Once I passed muster as “Blondie’s husband” I was set politely aside as a spear carrier in this one act play which was fine with me.  Explaining “what I do” can get tedious for all concerned so I sometimes pretend “I work for IBM” which abruptly ends any interest whatsoever from inquiring minds.

This time I said “I’m an Internet provocateur” which is obscure enough to confuse people yet intriguing enough to generate curiosity on the drive home.

“Honey, what do you think Blondie’s husband really does?” ….. “Beats me.  Probably operate ones of those porn sites.”  If they only knew.

I found Blondie’s friends delightfully “normal” by my standards.   I found myself assigning “he/she is like _____” comparisons to my homies.  Was every community of baby boomers in the 60s assigned the same life script?   Apparently.

Yes, there was a lot of retelling of “that time we all _____” which was, once again, pretty much what “we all” were doing 1400 miles to the east at about the same time.
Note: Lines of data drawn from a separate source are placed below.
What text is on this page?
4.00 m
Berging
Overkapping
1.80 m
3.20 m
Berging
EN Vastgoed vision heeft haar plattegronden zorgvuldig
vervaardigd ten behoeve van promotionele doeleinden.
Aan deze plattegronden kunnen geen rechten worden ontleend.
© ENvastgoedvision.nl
Cape had its social strata and Cape Central High had it cliques.  Duh, didn’t every town?  Everyone had their own perception of where they fit and where others fit.  Some still occupy those roles. Some evolved into other roles.

Blondie had given me a thumbnail of the attendees but I didn’t let that limit my appreciation of each one.  If we were relocating to Cape I would probably gravitate to certain ones over time and distance myself from others as is normal.  But for one evening, I could eavesdrop on various conversations for the pure enjoyment of the moment.

Chuck The Jeweler (aka “Mick Jagger the ageless rocker”) did a riff on several “town characters” that were Cape’s version of our “Butch” and Mayberry’s Ernest T.  The time that “Crazy Mike blew up the sewer culvert with the homemade bomb” …. I mean who doesn’t have that growing up memory.

Town floozies…. Dr Kinder (aka Marcus Welby) looking for Frank…. Mr Leuder’s store window….. the McClure game (EVERY town has a “the game”)…. partying down by the river….. whatever happened to ______ ………

No one asked Blondie if she could still belt out “There’s No Business Like Show Business” from her memorable role as Annie Oakley in Cape High’s production of Annie Gets Your Gun.   She wasn’t expecting them to, but I was kinda hoping.

Oh well, a darn good reason to get together again on our next trip….. “back home”.